[L. 16.] Sans aller refers to me, the object in the principal clause. Sans que j'aille would be better syntax. But the prepositional infinitive was used in older French in a still more disconnected manner. 'Rends-le-moi sans te fouiller,' writes Molière, L'Avare I. iii., could easily be more explicit, with: 'without me or my searching you,' See Haase, § 85 D.
[Ll. 16-19.] See Boileau, Sat. ix. 221-5, who is here excellently satirized.
[L. 28.] An allusion to the fable of the Fox and the Grapes. La Fontaine, Fab. III. xi.
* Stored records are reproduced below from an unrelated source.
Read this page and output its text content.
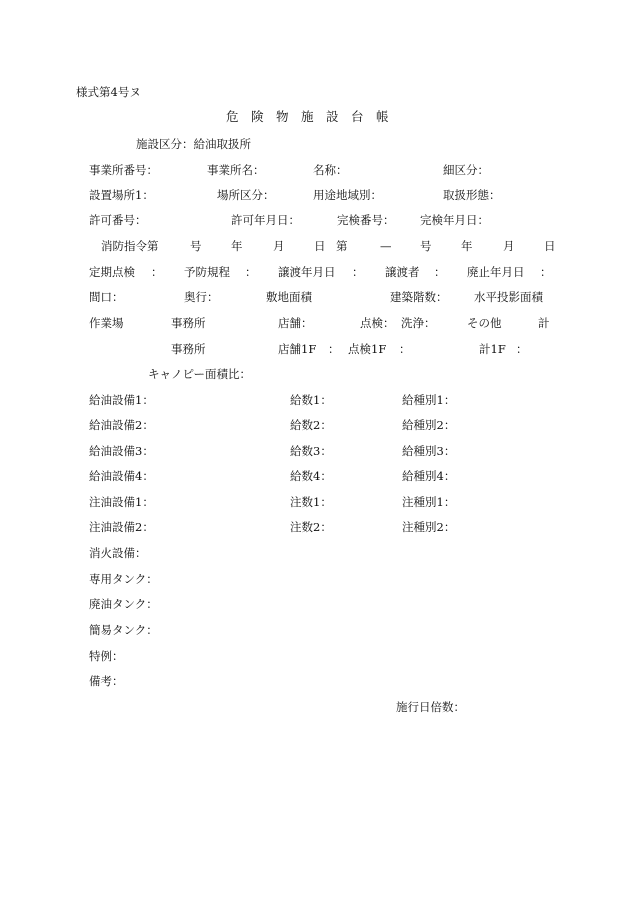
様式第4号ヌ
危　険　物　施　設　台　帳
施設区分：給油取扱所
事業所番号：	事業所名：	名称：	細区分：
設置場所1：	場所区分：	用途地域別：	取扱形態：
許可番号：	許可年月日：	完検番号： 完検年月日：
消防指令第	号	年	月	日 第	— 号	年	月	日
定期点検 ： 予防規程 ： 譲渡年月日 ： 譲渡者 ： 廃止年月日 ：
間口：	奥行：	敷地面積	建築階数： 水平投影面積
作業場	事務所	店舗：	点検： 洗浄：	その他	計
事務所	店舗1F ： 点検1F ：	計1F ：
キャノピー面積比：
給油設備1：	給数1：	給種別1：
給油設備2：	給数2：	給種別2：
給油設備3：	給数3：	給種別3：
給油設備4：	給数4：	給種別4：
注油設備1：	注数1：	注種別1：
注油設備2：	注数2：	注種別2：
消火設備：
専用タンク：
廃油タンク：
簡易タンク：
特例：
備考：
施行日倍数：
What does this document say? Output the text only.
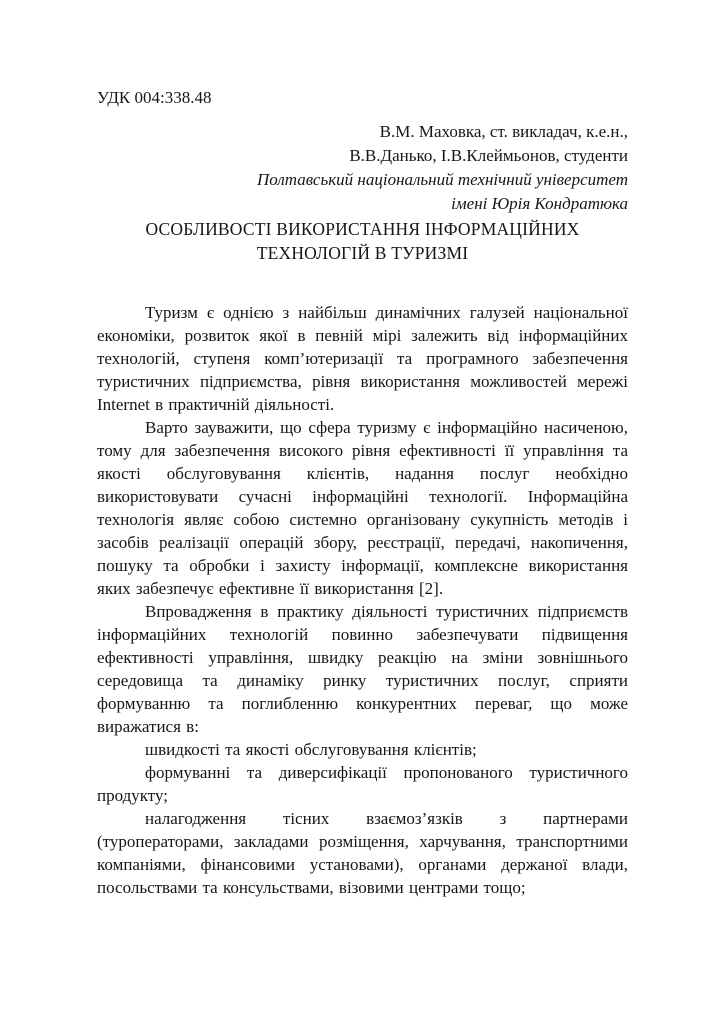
УДК 004:338.48
В.М. Маховка, ст. викладач, к.е.н.,
В.В.Данько, І.В.Клеймьонов, студенти
Полтавський національний технічний університет
імені Юрія Кондратюка
ОСОБЛИВОСТІ ВИКОРИСТАННЯ ІНФОРМАЦІЙНИХ
ТЕХНОЛОГІЙ В ТУРИЗМІ

Туризм є однією з найбільш динамічних галузей національної економіки, розвиток якої в певній мірі залежить від інформаційних технологій, ступеня комп’ютеризації та програмного забезпечення туристичних підприємства, рівня використання можливостей мережі Internet в практичній діяльності.

Варто зауважити, що сфера туризму є інформаційно насиченою, тому для забезпечення високого рівня ефективності її управління та якості обслуговування клієнтів, надання послуг необхідно використовувати сучасні інформаційні технології. Інформаційна технологія являє собою системно організовану сукупність методів і засобів реалізації операцій збору, реєстрації, передачі, накопичення, пошуку та обробки і захисту інформації, комплексне використання яких забезпечує ефективне її використання [2].

Впровадження в практику діяльності туристичних підприємств інформаційних технологій повинно забезпечувати підвищення ефективності управління, швидку реакцію на зміни зовнішнього середовища та динаміку ринку туристичних послуг, сприяти формуванню та поглибленню конкурентних переваг, що може виражатися в:

швидкості та якості обслуговування клієнтів;

формуванні та диверсифікації пропонованого туристичного продукту;

налагодження тісних взаємоз’язків з партнерами (туроператорами, закладами розміщення, харчування, транспортними компаніями, фінансовими установами), органами держаної влади, посольствами та консульствами, візовими центрами тощо;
[L. 41.] Non d'aller. An abrupt change in the construction. The meaning is: 'But it is not useful to go...'
[Ll. 47-60.] The germ of all this development is in a letter of Chénier to his friend de Pange: 'Tu sais combien mes muses sont vagabondes. Elles ne peuvent achever promptement un seul projet; elles en font marcher cent à la fois (a general marshalling his troops, ll. 49, 50). Elles font un pied à ce poème et une épaule à celui-là. Ils boitent tous et ils seront sur pieds tous ensemble (The image of the sculptor, ll. 51-6). Elles les couvent tous à la fois; ils sortiront tous à la fois' (the simile of incubation, ll. 57-60).
[L. 59.] Sauront. This use of savoir, as also that of pouvoir, so frequent in French, in sentences where the English translation is fain to omit them, is a French idiom, especially noticeable in the language of the seventeenth century. An Englishman cannot help being made aware of this feature when reading Molière, for instance.
[L. 71.] des traits. Whatever there is that is salient, striking, brilliant, in a literary composition, LITTRÉ says, s.v. 31°: fine touches.
[Ll. 73.] inspire. For the verb in the singular see note to p. 25, l. 74.
[Ll. 79-92.] Here the simile of the founder has displaced that of the potter in the letter quoted above: 'L'argile que j'avais amollie et humectée pour en faire un pot à l'eau, sous mon doigt capricieux, devient une tasse ou une théière.'
[L. 94.] Cf. La Fontaine, Épître à Mgr de Soissons.